Auch wenn Patienten das Zentrum mit einer bereits vorgefassten Therapieerwartung aufsuchen, so tragen auch die Mediziner mit die Verantwortung dafür, ob in ihrem Zentrum ein interdisziplinäres Konzept nur in der Außendarstellung kommuniziert oder wirklich umgesetzt wird.

Dabei muss jedoch berücksichtigt werden, dass sich die Situation der Zentren und der Zentrumsleitungen nicht verbessert hat. Der wirtschaftliche Druck von Seiten der Krankenhausleitungen und Kostenstellen steigt. Immer mehr Krankenhäuser versuchen, in der bariatrischen bzw. metabolischen Chirurgie Fuß zu fassen, und das führt zu einem stärkeren Wettbewerb. Allein in den letzten 4 Jahren ist die Zahl der von der DGAV bzw. CAADIP zertifizierten Adipositaszentren von 56 auf 88 gestiegen (Webseite der DGAV, Stand 08.09.2020). Zudem gibt es zusätzlich Dutzende nicht zertifizierter Adressen, die im Bereich der Adipositaschirurgie aktiv sind.
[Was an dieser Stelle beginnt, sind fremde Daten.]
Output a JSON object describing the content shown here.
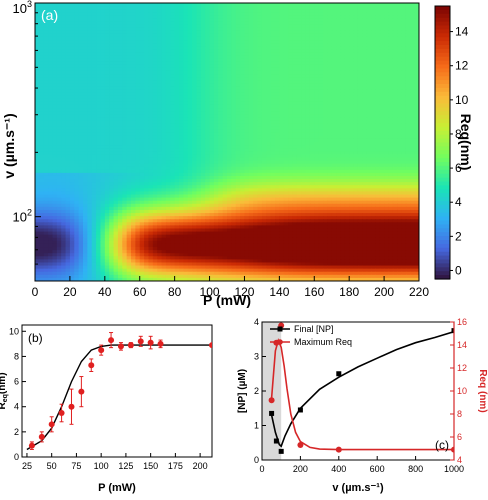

Die Konkurrenz führt natürlich zu einem Kostendruck, der es den Chirurgen nicht einfacher macht, konservative Therapiestrategien wie die Ernährungs-, Bewegungs- und Verhaltenstherapie in die OP-Vorbereitung und -Nachsorge zu integrieren. Hier werden dadurch natürlich zusätzliche Kosten generiert, die oftmals aber von den Kassen nicht übernommen werden und die viele Patienten selbst nicht in der Lage sind zu bezahlen.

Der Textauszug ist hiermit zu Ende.